Citroen C3 Picasso Exclusive 1.6 HDi

The practical family favourite gets refreshed styling and an upgraded engine line-up

Bags of character and style have given the C3 Picasso a new lease of life, and this diesel model is a genuine contender for top honours. The refined 1.6 HDi engine feels quick, even when the car is fully loaded, while keen pricing and generous kit boost the C3’s appeal. A disappointing safety rating and numb steering mean it’s just edged by the B-MAX, though.

After impressing greatly when it arrived four years ago, the Citroen C3 Picasso has since found itself being left behind by a wave of talented new rivals. So can a mid-life refresh help it get back to the top of the mini-MPV class?

The car’s styling is as distinctive now as it was when it made its debut, so Citroen has made only mild tweaks. At the front, the most obvious changes are some LED running lights (standard on VTR+ models and above) plus a new bumper and the latest interpretation of the brand’s double chevron badge, which stretches across the entire front grille.

New colour shades such as the Ink Blue metallic hue of our test car allow buyers even more scope to express themselves. Our top-spec Exclusive model was also fitted with the £210 Black Pack, which adds gloss-black trim surrounds for the foglight clusters and classy 17-inch Clover alloys to boost visual appeal. The overall effect is fun yet sensible: a tall profile and intricately designed lights mean the Citroen definitely draws more admiring glances than the sleek but bland Ford B-MAX.

And this high-sided design has practical advantages, too: the C3 Picasso feels bright and airy inside, while an optional panoramic sunroof (£550) lets even more light in. The upright driving position and glass A-pillars mean the view out is superb. They combine with short overhang to make the Citroen a doddle to park in the tightest spaces.

The lounge-like cabin is almost identical to the outgoing model’s, so the centrally mounted digital dials and button-heavy console are both starting to show their age, but there have been some minor tweaks.

New Mixou cloth seat trim is standard on VTR+ spec cars and above, while full black leather upholstery is now available as an optional extra (£955) for the first time. However, plush material like that seems at odds with the Picasso’s robust, practical image, so we’d rather stick with the standard cloth seats.

There’s plenty of space up front, but niggles like a high clutch pedal, cramped glovebox and hard-to-reach stereo controls have not been fixed as part of the refresh. The C3 Picasso also trails the B-MAX when it comes to build quality, yet it features some practical touches that help even the score Flip-down picnic tables fitted to the seat backs come with individual reading lights and, unlike in the Ford, the rear seats slide and recline to free up more legroom or boot space as required. Move the seats all the way forward, and the capacity increases from 385 litres to a considerable 500 litres, while folding them flat gives you 1,506 litres.

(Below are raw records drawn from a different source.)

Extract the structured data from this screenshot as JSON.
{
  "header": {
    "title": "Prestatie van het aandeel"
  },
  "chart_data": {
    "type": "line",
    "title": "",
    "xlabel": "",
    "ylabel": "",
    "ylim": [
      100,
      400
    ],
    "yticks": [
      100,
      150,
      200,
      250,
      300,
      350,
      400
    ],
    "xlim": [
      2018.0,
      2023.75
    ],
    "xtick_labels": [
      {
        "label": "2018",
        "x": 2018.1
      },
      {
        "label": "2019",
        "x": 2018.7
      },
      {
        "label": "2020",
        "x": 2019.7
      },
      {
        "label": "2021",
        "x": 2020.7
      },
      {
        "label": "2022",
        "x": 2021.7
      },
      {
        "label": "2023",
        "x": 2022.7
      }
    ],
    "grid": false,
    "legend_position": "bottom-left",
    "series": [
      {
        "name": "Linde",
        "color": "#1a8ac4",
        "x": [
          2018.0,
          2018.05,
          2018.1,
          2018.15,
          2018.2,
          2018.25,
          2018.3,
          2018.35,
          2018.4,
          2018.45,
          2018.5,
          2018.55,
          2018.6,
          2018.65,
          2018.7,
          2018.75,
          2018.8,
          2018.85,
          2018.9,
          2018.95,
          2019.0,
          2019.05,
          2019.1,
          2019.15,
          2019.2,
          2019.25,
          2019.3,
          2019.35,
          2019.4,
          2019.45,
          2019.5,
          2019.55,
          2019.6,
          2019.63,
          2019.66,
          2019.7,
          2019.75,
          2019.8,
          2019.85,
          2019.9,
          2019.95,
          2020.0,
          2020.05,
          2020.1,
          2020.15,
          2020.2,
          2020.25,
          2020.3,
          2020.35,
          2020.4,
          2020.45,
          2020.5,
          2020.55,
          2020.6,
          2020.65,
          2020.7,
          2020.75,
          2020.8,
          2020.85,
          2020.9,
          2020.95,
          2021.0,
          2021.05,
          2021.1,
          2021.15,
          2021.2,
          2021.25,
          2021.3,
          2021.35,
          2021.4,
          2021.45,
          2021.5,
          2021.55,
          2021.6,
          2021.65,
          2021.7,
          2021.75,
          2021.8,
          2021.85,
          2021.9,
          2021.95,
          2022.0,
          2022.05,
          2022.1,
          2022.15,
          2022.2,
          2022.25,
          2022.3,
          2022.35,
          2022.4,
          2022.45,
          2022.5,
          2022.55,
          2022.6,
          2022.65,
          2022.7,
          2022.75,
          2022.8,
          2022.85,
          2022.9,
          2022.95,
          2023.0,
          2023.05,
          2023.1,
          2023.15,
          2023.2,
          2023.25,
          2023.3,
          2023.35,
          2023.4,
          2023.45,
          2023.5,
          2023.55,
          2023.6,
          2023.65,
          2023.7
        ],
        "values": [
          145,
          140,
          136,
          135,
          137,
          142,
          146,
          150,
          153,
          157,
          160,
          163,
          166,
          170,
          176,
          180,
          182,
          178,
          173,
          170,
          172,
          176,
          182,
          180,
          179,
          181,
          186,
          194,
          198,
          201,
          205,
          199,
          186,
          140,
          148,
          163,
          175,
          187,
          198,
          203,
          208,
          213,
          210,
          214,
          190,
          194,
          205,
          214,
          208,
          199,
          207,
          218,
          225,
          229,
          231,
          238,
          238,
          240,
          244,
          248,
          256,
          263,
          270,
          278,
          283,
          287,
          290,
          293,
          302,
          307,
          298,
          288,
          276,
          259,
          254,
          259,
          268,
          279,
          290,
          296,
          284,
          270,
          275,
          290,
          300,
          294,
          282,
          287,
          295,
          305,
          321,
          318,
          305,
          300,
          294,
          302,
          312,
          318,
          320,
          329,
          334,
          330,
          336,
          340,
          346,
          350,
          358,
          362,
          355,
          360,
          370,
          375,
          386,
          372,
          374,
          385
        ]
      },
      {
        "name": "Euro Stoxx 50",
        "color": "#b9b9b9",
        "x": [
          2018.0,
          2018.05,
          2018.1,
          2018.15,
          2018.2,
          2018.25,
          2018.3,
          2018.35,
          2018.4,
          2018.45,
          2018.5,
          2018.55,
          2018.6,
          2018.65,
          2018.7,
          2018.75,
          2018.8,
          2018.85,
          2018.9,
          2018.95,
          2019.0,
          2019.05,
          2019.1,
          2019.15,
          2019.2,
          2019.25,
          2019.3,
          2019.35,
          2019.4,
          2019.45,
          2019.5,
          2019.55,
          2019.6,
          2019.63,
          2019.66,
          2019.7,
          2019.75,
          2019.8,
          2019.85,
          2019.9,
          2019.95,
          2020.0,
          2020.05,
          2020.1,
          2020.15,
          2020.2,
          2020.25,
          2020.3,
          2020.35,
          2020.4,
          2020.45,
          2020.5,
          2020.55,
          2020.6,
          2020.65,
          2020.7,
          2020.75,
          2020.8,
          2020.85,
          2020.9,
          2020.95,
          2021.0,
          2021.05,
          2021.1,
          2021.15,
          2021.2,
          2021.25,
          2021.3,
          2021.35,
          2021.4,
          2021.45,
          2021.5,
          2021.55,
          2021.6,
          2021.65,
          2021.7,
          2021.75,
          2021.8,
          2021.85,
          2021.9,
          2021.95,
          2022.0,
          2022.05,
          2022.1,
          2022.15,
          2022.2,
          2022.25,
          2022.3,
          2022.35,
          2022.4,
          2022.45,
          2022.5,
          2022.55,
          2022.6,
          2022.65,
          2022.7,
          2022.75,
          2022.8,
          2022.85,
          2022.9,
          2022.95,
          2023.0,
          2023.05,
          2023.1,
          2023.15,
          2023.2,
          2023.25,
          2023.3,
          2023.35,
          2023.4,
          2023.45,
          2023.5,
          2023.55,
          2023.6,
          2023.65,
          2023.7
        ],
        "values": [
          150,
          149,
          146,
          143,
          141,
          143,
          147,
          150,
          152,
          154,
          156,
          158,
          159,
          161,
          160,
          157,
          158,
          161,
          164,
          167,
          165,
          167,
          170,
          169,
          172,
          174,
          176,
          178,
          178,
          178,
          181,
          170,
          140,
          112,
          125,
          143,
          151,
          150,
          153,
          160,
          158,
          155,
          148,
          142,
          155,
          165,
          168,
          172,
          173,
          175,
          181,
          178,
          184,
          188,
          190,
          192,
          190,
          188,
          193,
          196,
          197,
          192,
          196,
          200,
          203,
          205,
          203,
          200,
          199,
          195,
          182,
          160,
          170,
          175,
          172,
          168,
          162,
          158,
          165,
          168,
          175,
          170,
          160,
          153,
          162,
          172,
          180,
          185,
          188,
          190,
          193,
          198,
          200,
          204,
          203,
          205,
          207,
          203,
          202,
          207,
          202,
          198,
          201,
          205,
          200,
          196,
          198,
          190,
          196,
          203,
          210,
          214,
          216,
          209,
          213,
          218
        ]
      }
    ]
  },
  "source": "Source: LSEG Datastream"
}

The Ford can’t match this impressive capacity, but the C3’s panaromic glass roof eats into headroom and the narrow opening of the rear doors makes access a bit tricky.

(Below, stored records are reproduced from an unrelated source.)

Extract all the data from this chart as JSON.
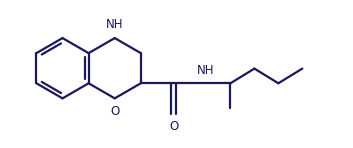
{
  "background_color": "#ffffff",
  "line_color": "#1a1a5a",
  "line_width": 1.6,
  "font_size_atom": 8.5,
  "fig_width": 3.53,
  "fig_height": 1.48,
  "dpi": 100,
  "xlim": [
    -0.3,
    8.8
  ],
  "ylim": [
    0.5,
    4.2
  ]
}
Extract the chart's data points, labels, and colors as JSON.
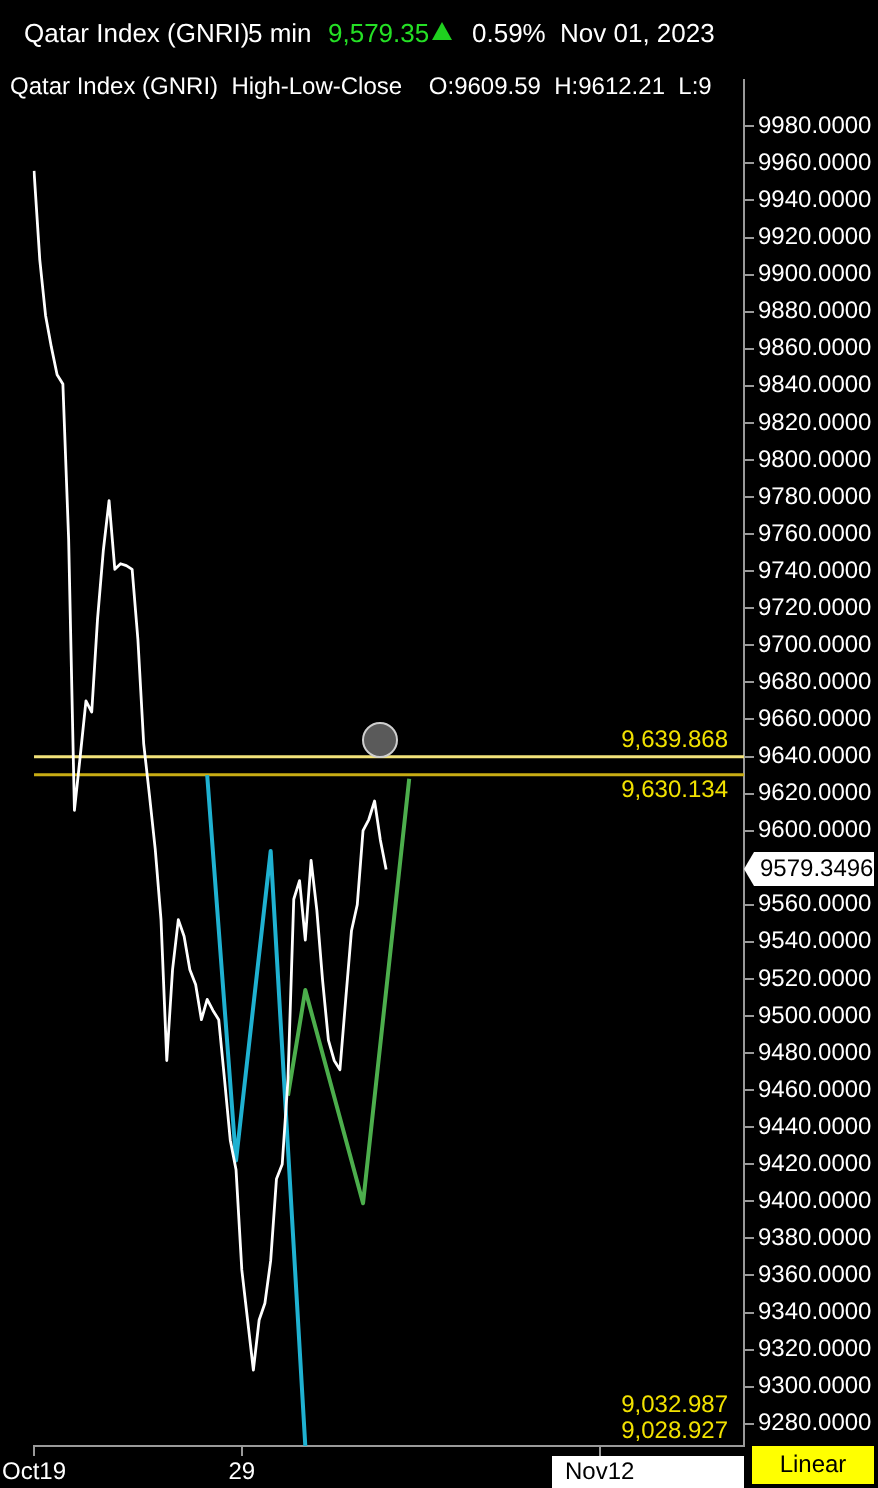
{
  "chart_data": {
    "type": "line",
    "title": "Qatar Index (GNRI)",
    "subtitle": "Qatar Index (GNRI)  High-Low-Close    O:9609.59  H:9612.21  L:9",
    "annotations": [
      "5 min",
      "9,579.35",
      "0.59%",
      "Nov 01, 2023",
      "9579.3496",
      "9,032.987",
      "9,028.927",
      "Linear"
    ],
    "categories": [
      "Oct19",
      null,
      null,
      null,
      null,
      null,
      null,
      null,
      null,
      null,
      null,
      null,
      null,
      null,
      null,
      null,
      null,
      null,
      null,
      null,
      null,
      null,
      null,
      null,
      null,
      null,
      null,
      null,
      null,
      null,
      null,
      null,
      null,
      null,
      null,
      null,
      "29",
      null,
      null,
      null,
      null,
      null,
      null,
      null,
      null,
      null,
      null,
      null,
      null,
      null,
      null,
      null,
      null,
      null,
      null,
      null,
      null,
      null,
      null,
      null,
      null,
      null,
      null,
      null,
      null,
      null,
      null,
      null,
      null,
      null,
      null,
      null,
      null,
      null,
      null,
      null,
      null,
      null,
      null,
      null,
      null,
      null,
      null,
      null,
      null,
      null,
      null,
      null,
      null,
      null,
      null,
      null,
      null,
      null,
      null,
      null,
      null,
      null,
      "Nov12",
      null,
      null,
      null,
      null,
      null,
      null,
      null,
      null,
      null,
      null,
      null,
      null,
      null,
      null,
      null,
      null,
      null,
      null,
      null,
      null,
      null,
      null,
      null,
      null,
      null
    ],
    "series": [
      {
        "color": "#ffffff",
        "values": [
          9956,
          9908,
          9878,
          9861,
          9846,
          9841,
          9757,
          9611,
          9640,
          9670,
          9664,
          9714,
          9751,
          9778,
          9741,
          9744,
          9743,
          9741,
          9703,
          9647,
          9619,
          9590,
          9552,
          9476,
          9525,
          9552,
          9543,
          9525,
          9517,
          9498,
          9509,
          9503,
          9498,
          9466,
          9433,
          9417,
          9363,
          9336,
          9309,
          9336,
          9345,
          9368,
          9412,
          9420,
          9466,
          9563,
          9573,
          9541,
          9584,
          9557,
          9519,
          9487,
          9476,
          9471,
          9509,
          9546,
          9560,
          9600,
          9606,
          9616,
          9595,
          9579,
          null,
          null,
          null,
          null,
          null,
          null,
          null,
          null,
          null,
          null,
          null,
          null,
          null,
          null,
          null,
          null,
          null,
          null,
          null,
          null,
          null,
          null,
          null,
          null,
          null,
          null,
          null,
          null,
          null,
          null,
          null,
          null,
          null,
          null,
          null,
          null,
          null,
          null,
          null,
          null,
          null,
          null,
          null,
          null,
          null,
          null,
          null,
          null,
          null,
          null,
          null,
          null,
          null,
          null,
          null,
          null,
          null,
          null,
          null,
          null,
          null,
          null
        ]
      },
      {
        "color": "#1fb1d1",
        "values": [
          null,
          null,
          null,
          null,
          null,
          null,
          null,
          null,
          null,
          null,
          null,
          null,
          null,
          null,
          null,
          null,
          null,
          null,
          null,
          null,
          null,
          null,
          null,
          null,
          null,
          null,
          null,
          null,
          null,
          null,
          9630,
          null,
          null,
          null,
          null,
          9422,
          null,
          null,
          null,
          null,
          null,
          9589,
          null,
          null,
          null,
          null,
          null,
          9268,
          null,
          null,
          null,
          null,
          null,
          null,
          null,
          null,
          null,
          null,
          null,
          null,
          null,
          null,
          null,
          null,
          null,
          null,
          null,
          null,
          null,
          null,
          null,
          null,
          null,
          null,
          null,
          null,
          null,
          null,
          null,
          null,
          null,
          null,
          null,
          null,
          null,
          null,
          null,
          null,
          null,
          null,
          null,
          null,
          null,
          null,
          null,
          null,
          null,
          null,
          null,
          null,
          null,
          null,
          null,
          null,
          null,
          null,
          null,
          null,
          null,
          null,
          null,
          null,
          null,
          null,
          null,
          null,
          null,
          null,
          null,
          null,
          null,
          null,
          null,
          null
        ]
      },
      {
        "color": "#4cae4c",
        "values": [
          null,
          null,
          null,
          null,
          null,
          null,
          null,
          null,
          null,
          null,
          null,
          null,
          null,
          null,
          null,
          null,
          null,
          null,
          null,
          null,
          null,
          null,
          null,
          null,
          null,
          null,
          null,
          null,
          null,
          null,
          null,
          null,
          null,
          null,
          null,
          null,
          null,
          null,
          null,
          null,
          null,
          null,
          null,
          null,
          9457,
          null,
          null,
          9514,
          null,
          null,
          null,
          null,
          null,
          null,
          null,
          null,
          null,
          9399,
          null,
          null,
          null,
          null,
          null,
          null,
          null,
          9628,
          null,
          null,
          null,
          null,
          null,
          null,
          null,
          null,
          null,
          null,
          null,
          null,
          null,
          null,
          null,
          null,
          null,
          null,
          null,
          null,
          null,
          null,
          null,
          null,
          null,
          null,
          null,
          null,
          null,
          null,
          null,
          null,
          null,
          null,
          null,
          null,
          null,
          null,
          null,
          null,
          null,
          null,
          null,
          null,
          null,
          null,
          null,
          null,
          null,
          null,
          null,
          null,
          null,
          null,
          null,
          null,
          null,
          null
        ]
      }
    ],
    "ylim": [
      9268,
      10005
    ],
    "yticks": [
      {
        "value": 9280,
        "label": "9280.0000"
      },
      {
        "value": 9300,
        "label": "9300.0000"
      },
      {
        "value": 9320,
        "label": "9320.0000"
      },
      {
        "value": 9340,
        "label": "9340.0000"
      },
      {
        "value": 9360,
        "label": "9360.0000"
      },
      {
        "value": 9380,
        "label": "9380.0000"
      },
      {
        "value": 9400,
        "label": "9400.0000"
      },
      {
        "value": 9420,
        "label": "9420.0000"
      },
      {
        "value": 9440,
        "label": "9440.0000"
      },
      {
        "value": 9460,
        "label": "9460.0000"
      },
      {
        "value": 9480,
        "label": "9480.0000"
      },
      {
        "value": 9500,
        "label": "9500.0000"
      },
      {
        "value": 9520,
        "label": "9520.0000"
      },
      {
        "value": 9540,
        "label": "9540.0000"
      },
      {
        "value": 9560,
        "label": "9560.0000"
      },
      {
        "value": 9600,
        "label": "9600.0000"
      },
      {
        "value": 9620,
        "label": "9620.0000"
      },
      {
        "value": 9640,
        "label": "9640.0000"
      },
      {
        "value": 9660,
        "label": "9660.0000"
      },
      {
        "value": 9680,
        "label": "9680.0000"
      },
      {
        "value": 9700,
        "label": "9700.0000"
      },
      {
        "value": 9720,
        "label": "9720.0000"
      },
      {
        "value": 9740,
        "label": "9740.0000"
      },
      {
        "value": 9760,
        "label": "9760.0000"
      },
      {
        "value": 9780,
        "label": "9780.0000"
      },
      {
        "value": 9800,
        "label": "9800.0000"
      },
      {
        "value": 9820,
        "label": "9820.0000"
      },
      {
        "value": 9840,
        "label": "9840.0000"
      },
      {
        "value": 9860,
        "label": "9860.0000"
      },
      {
        "value": 9880,
        "label": "9880.0000"
      },
      {
        "value": 9900,
        "label": "9900.0000"
      },
      {
        "value": 9920,
        "label": "9920.0000"
      },
      {
        "value": 9940,
        "label": "9940.0000"
      },
      {
        "value": 9960,
        "label": "9960.0000"
      },
      {
        "value": 9980,
        "label": "9980.0000"
      }
    ],
    "ref_lines": [
      {
        "axis": "y",
        "value": 9639.868,
        "label": "9,639.868",
        "color": "#f2e27a"
      },
      {
        "axis": "y",
        "value": 9630.134,
        "label": "9,630.134",
        "color": "#c8ac14"
      }
    ],
    "grid": false,
    "legend": false,
    "marker": "none",
    "line_style": "solid"
  }
}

The Citroen’s 1.6-litre HDi diesel engine has been fettled to produce 5bhp more than before, taking the total output to 113bhp. That doesn’t make a huge difference to on-track performance, but short gearing means the Picasso felt livelier than its rival. Yet despite this punchy character, the diesel always remains smooth and refined.

The C3’s light steering and soft ride are typical MPV traits, but it lacks the Ford’s dynamic sparkle. There’s not much steering feedback, the ride occasionally feels crashy over big bumps and the bluff shape means there’s more wind noise on the motorway.

Still, a tall sixth gear let the Citroen match the Ford’s economy on this test, recording a reasonable 41.2mpg. Slightly weaker residual values and a pricier tax disc mean it’ll cost more to run, but this is offset by the fact it’s priced over £1,200 less than the B-MAX.

Overall, the C3 Picasso remains a very well rounded family car and subtle changes have cemented its appeal – but can it overcome the innovative and entertaining Ford?